There is a need to create public awareness about the health risks incurred when people visit quacks. - (File Photo)

It is appalling that a man claiming to be a doctor reportedly tried to treat his patient with injections meant for animals.

 

The victim, who had consulted the 'doctor' at his 'clinic' in Hyderabad, escaped death thanks to his timely decision to go to hospital when his condition deteriorated. This incident calls for immediate investigation. It is clear that our public health delivery services remain in a shambles, which is why one can hardly blame the people, especially the poor, for turning to anyone who promises relief. We do not know if the doctor who allegedly injected the wrong drugs was a quack or a graduate of one of the mushrooming medical colleges in the country. But clearly he did not have sufficient medical knowledge and had absolutely no qualms about putting his patient's life at risk.

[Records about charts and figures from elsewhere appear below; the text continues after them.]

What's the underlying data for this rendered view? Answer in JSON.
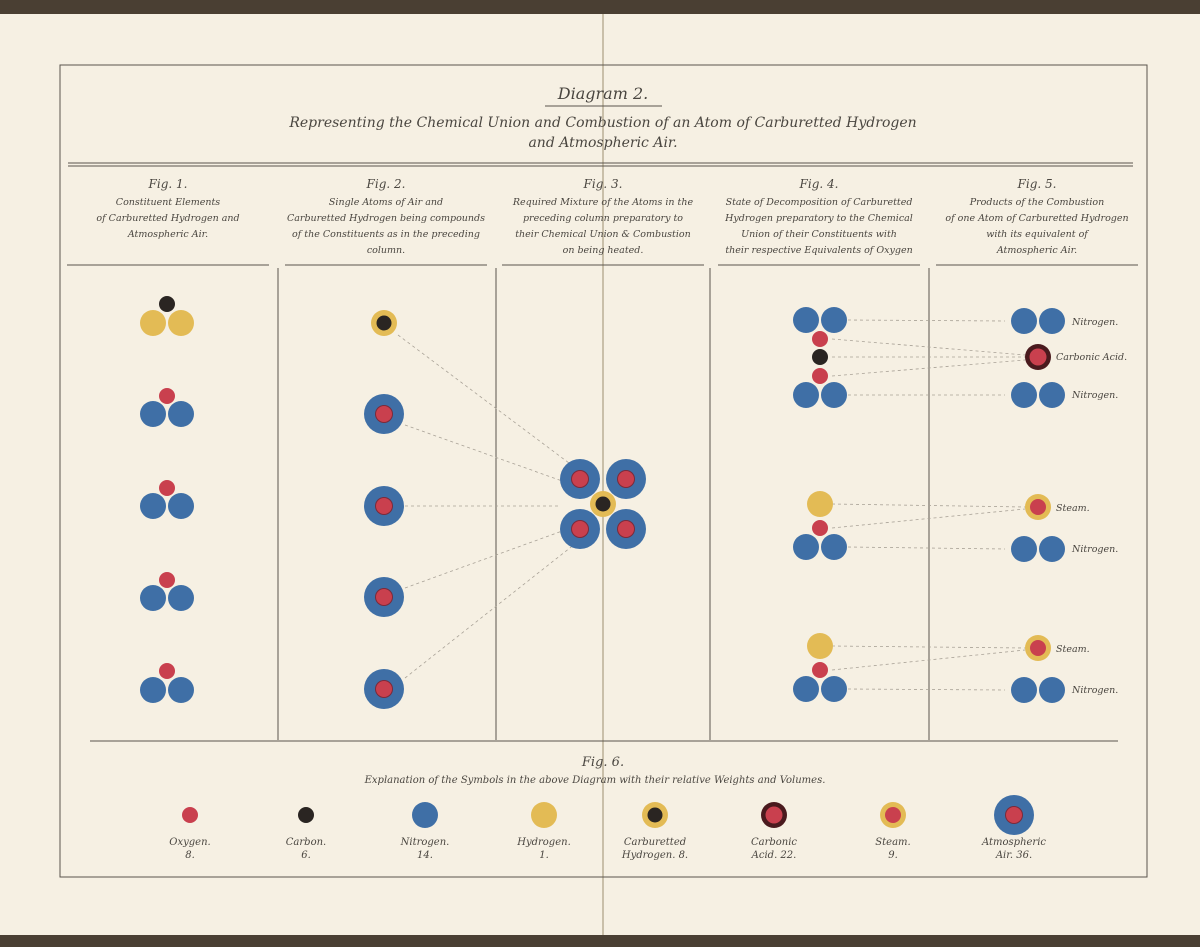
{
  "title": "Diagram 2.",
  "subtitle_line1": "Representing the Chemical Union and Combustion of an Atom of Carburetted Hydrogen",
  "subtitle_line2": "and Atmospheric Air.",
  "figures": [
    {
      "label": "Fig. 1.",
      "lines": [
        "Constituent Elements",
        "of Carburetted Hydrogen and",
        "Atmospheric Air."
      ]
    },
    {
      "label": "Fig. 2.",
      "lines": [
        "Single Atoms of Air and",
        "Carburetted Hydrogen being compounds",
        "of the Constituents as in the preceding",
        "column."
      ]
    },
    {
      "label": "Fig. 3.",
      "lines": [
        "Required Mixture of the Atoms in the",
        "preceding column preparatory to",
        "their Chemical Union & Combustion",
        "on being heated."
      ]
    },
    {
      "label": "Fig. 4.",
      "lines": [
        "State of Decomposition of Carburetted",
        "Hydrogen preparatory to the Chemical",
        "Union of their Constituents with",
        "their respective Equivalents of Oxygen"
      ]
    },
    {
      "label": "Fig. 5.",
      "lines": [
        "Products of the Combustion",
        "of one Atom of Carburetted Hydrogen",
        "with its equivalent of",
        "Atmospheric Air."
      ]
    }
  ],
  "fig5_labels": [
    "Nitrogen.",
    "Carbonic Acid.",
    "Nitrogen.",
    "Steam.",
    "Nitrogen.",
    "Steam.",
    "Nitrogen."
  ],
  "fig6": {
    "label": "Fig. 6.",
    "caption": "Explanation of the Symbols in the above Diagram with their relative Weights and Volumes.",
    "legend": [
      {
        "name": "Oxygen.",
        "weight": "8."
      },
      {
        "name": "Carbon.",
        "weight": "6."
      },
      {
        "name": "Nitrogen.",
        "weight": "14."
      },
      {
        "name": "Hydrogen.",
        "weight": "1."
      },
      {
        "name": "Carburetted",
        "weight": "Hydrogen. 8."
      },
      {
        "name": "Carbonic",
        "weight": "Acid. 22."
      },
      {
        "name": "Steam.",
        "weight": "9."
      },
      {
        "name": "Atmospheric",
        "weight": "Air. 36."
      }
    ]
  },
  "colors": {
    "oxygen": "#c9404e",
    "carbon": "#2a2522",
    "nitrogen": "#3f6fa6",
    "hydrogen": "#e3bb55",
    "carbonic_ring": "#4a1a1e",
    "paper": "#f6f0e3",
    "ink": "#4a4640"
  }
}
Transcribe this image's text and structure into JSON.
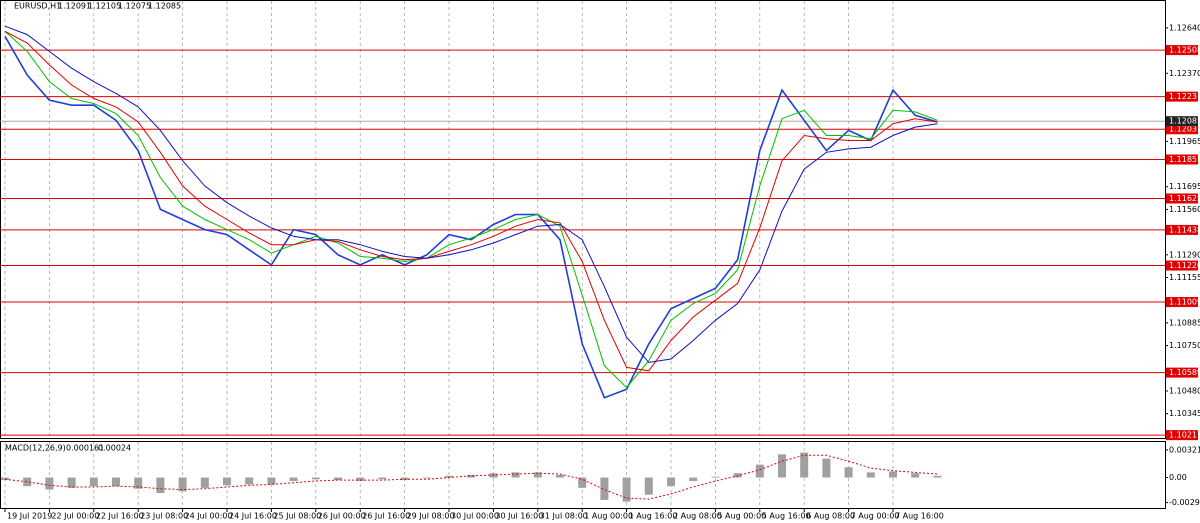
{
  "chart_data": [
    {
      "type": "line",
      "title": "EURUSD,H1",
      "ohlc": [
        1.12091,
        1.12105,
        1.12075,
        1.12085
      ],
      "categories": [
        "19 Jul 2019",
        null,
        "22 Jul 00:00",
        null,
        "22 Jul 16:00",
        null,
        "23 Jul 08:00",
        null,
        "24 Jul 00:00",
        null,
        "24 Jul 16:00",
        null,
        "25 Jul 08:00",
        null,
        "26 Jul 00:00",
        null,
        "26 Jul 16:00",
        null,
        "29 Jul 08:00",
        null,
        "30 Jul 00:00",
        null,
        "30 Jul 16:00",
        null,
        "31 Jul 08:00",
        null,
        "1 Aug 00:00",
        null,
        "1 Aug 16:00",
        null,
        "2 Aug 08:00",
        null,
        "5 Aug 00:00",
        null,
        "5 Aug 16:00",
        null,
        "6 Aug 08:00",
        null,
        "7 Aug 00:00",
        null,
        "7 Aug 16:00",
        null,
        null
      ],
      "series": [
        {
          "color": "#1f3fd6",
          "width": 1.6,
          "values": [
            1.1259,
            1.1236,
            1.1221,
            1.1218,
            1.1218,
            1.1209,
            1.1191,
            1.1156,
            1.115,
            1.1144,
            1.1141,
            1.1132,
            1.1123,
            1.1144,
            1.1141,
            1.1129,
            1.1123,
            1.1129,
            1.1123,
            1.1129,
            1.1141,
            1.1138,
            1.1147,
            1.1153,
            1.1153,
            1.1138,
            1.1076,
            1.1044,
            1.1049,
            1.1076,
            1.1097,
            1.1103,
            1.1109,
            1.1126,
            1.1191,
            1.1227,
            1.1209,
            1.1191,
            1.1203,
            1.1197,
            1.1227,
            1.1212,
            1.1208
          ]
        },
        {
          "color": "#00c000",
          "width": 1,
          "values": [
            1.1262,
            1.125,
            1.1232,
            1.1222,
            1.1219,
            1.1213,
            1.12,
            1.1175,
            1.1158,
            1.115,
            1.1144,
            1.1138,
            1.113,
            1.1135,
            1.114,
            1.1136,
            1.1128,
            1.1127,
            1.1125,
            1.1127,
            1.1135,
            1.1139,
            1.1144,
            1.115,
            1.1153,
            1.1146,
            1.1105,
            1.1063,
            1.105,
            1.1066,
            1.109,
            1.11,
            1.1106,
            1.112,
            1.117,
            1.121,
            1.1215,
            1.12,
            1.12,
            1.1198,
            1.1215,
            1.1214,
            1.1209
          ]
        },
        {
          "color": "#e00000",
          "width": 1,
          "values": [
            1.1262,
            1.1255,
            1.1242,
            1.123,
            1.1222,
            1.1217,
            1.1208,
            1.119,
            1.117,
            1.1158,
            1.115,
            1.1142,
            1.1135,
            1.1135,
            1.1138,
            1.1137,
            1.1132,
            1.1128,
            1.1126,
            1.1127,
            1.1131,
            1.1135,
            1.114,
            1.1146,
            1.115,
            1.1148,
            1.1125,
            1.109,
            1.1062,
            1.106,
            1.1078,
            1.1092,
            1.1102,
            1.1112,
            1.1145,
            1.1185,
            1.12,
            1.1198,
            1.1197,
            1.1197,
            1.1207,
            1.121,
            1.1208
          ]
        },
        {
          "color": "#1010c0",
          "width": 1,
          "values": [
            1.1265,
            1.126,
            1.125,
            1.124,
            1.1232,
            1.1225,
            1.1217,
            1.1203,
            1.1185,
            1.117,
            1.116,
            1.1152,
            1.1145,
            1.114,
            1.1138,
            1.1138,
            1.1135,
            1.1131,
            1.1128,
            1.1127,
            1.1129,
            1.1132,
            1.1136,
            1.1141,
            1.1146,
            1.1147,
            1.1138,
            1.111,
            1.108,
            1.1065,
            1.1067,
            1.1078,
            1.109,
            1.11,
            1.112,
            1.1155,
            1.118,
            1.119,
            1.1192,
            1.1193,
            1.12,
            1.1205,
            1.1207
          ]
        }
      ],
      "levels": [
        1.12508,
        1.12231,
        1.12037,
        1.11857,
        1.11625,
        1.11438,
        1.11226,
        1.11009,
        1.10589,
        1.10217
      ],
      "level_color": "#e00000",
      "ylim": [
        1.102,
        1.128
      ],
      "yticks": [
        {
          "value": 1.1264,
          "label": "1.12640"
        },
        {
          "value": 1.1237,
          "label": "1.12370"
        },
        1.11965,
        1.11695,
        {
          "value": 1.1156,
          "label": "1.11560"
        },
        {
          "value": 1.1129,
          "label": "1.11290"
        },
        1.11155,
        1.10885,
        {
          "value": 1.1075,
          "label": "1.10750"
        },
        {
          "value": 1.1048,
          "label": "1.10480"
        },
        1.10345
      ],
      "grid": true
    },
    {
      "type": "bar",
      "title": "MACD(12,26,9)",
      "readings": [
        0.000161,
        0.00024
      ],
      "series": [
        {
          "type": "bar",
          "color": "#a0a0a0",
          "values": [
            -0.0003,
            -0.001,
            -0.0014,
            -0.0012,
            -0.001,
            -0.001,
            -0.0013,
            -0.0018,
            -0.0016,
            -0.0012,
            -0.0009,
            -0.0008,
            -0.0008,
            -0.0004,
            -0.0002,
            -0.0003,
            -0.0004,
            -0.0002,
            -0.0003,
            -0.0001,
            0.0002,
            0.0003,
            0.0005,
            0.0006,
            0.0006,
            0.0003,
            -0.0012,
            -0.0026,
            -0.0028,
            -0.002,
            -0.001,
            -0.0004,
            0.0001,
            0.0005,
            0.0015,
            0.0027,
            0.0029,
            0.0022,
            0.0012,
            0.0006,
            0.0007,
            0.0005,
            0.0002
          ]
        },
        {
          "type": "line",
          "color": "#e00000",
          "dashed": true,
          "values": [
            -0.0002,
            -0.0005,
            -0.0009,
            -0.0011,
            -0.0011,
            -0.001,
            -0.0011,
            -0.0013,
            -0.0014,
            -0.0013,
            -0.0011,
            -0.0009,
            -0.0008,
            -0.0006,
            -0.0004,
            -0.0003,
            -0.0003,
            -0.0003,
            -0.0002,
            -0.0002,
            0,
            0.0002,
            0.0003,
            0.0004,
            0.0005,
            0.0004,
            -0.0002,
            -0.0014,
            -0.0024,
            -0.0025,
            -0.0019,
            -0.0011,
            -0.0004,
            0.0002,
            0.0009,
            0.0019,
            0.0026,
            0.0026,
            0.0019,
            0.0011,
            0.0008,
            0.0006,
            0.0004
          ]
        }
      ],
      "ylim": [
        -0.00354,
        0.00413
      ],
      "yticks": [
        0.00321,
        {
          "value": 0,
          "label": "0.00"
        },
        -0.002908
      ]
    }
  ]
}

The tragedy of our health system is that the government's failure to cater to the needs of the people has led to quacks and untrained people filling the vacuum. In the absence of well-trained health professionals and a network of medical facilities, quacks pose as healers and dupe sick people into agreeing to risky 'medical' treatment. Some years ago, the Pakistan Medical Association gave the number of quacks in Pakistan as 600,000, with some 70,000 operating in Karachi alone. There may well be more today. The problem with this unregulated practice of healthcare is that its practitioners not only fail to provide relief to a sick man. In many cases they actually kill him or contribute to the spread of diseases like hepatitis C because of the use of infected syringes. It is time the authorities cracked down on quacks who can easily be traced. There is also a need to create public awareness about the health risks incurred when people visit quacks.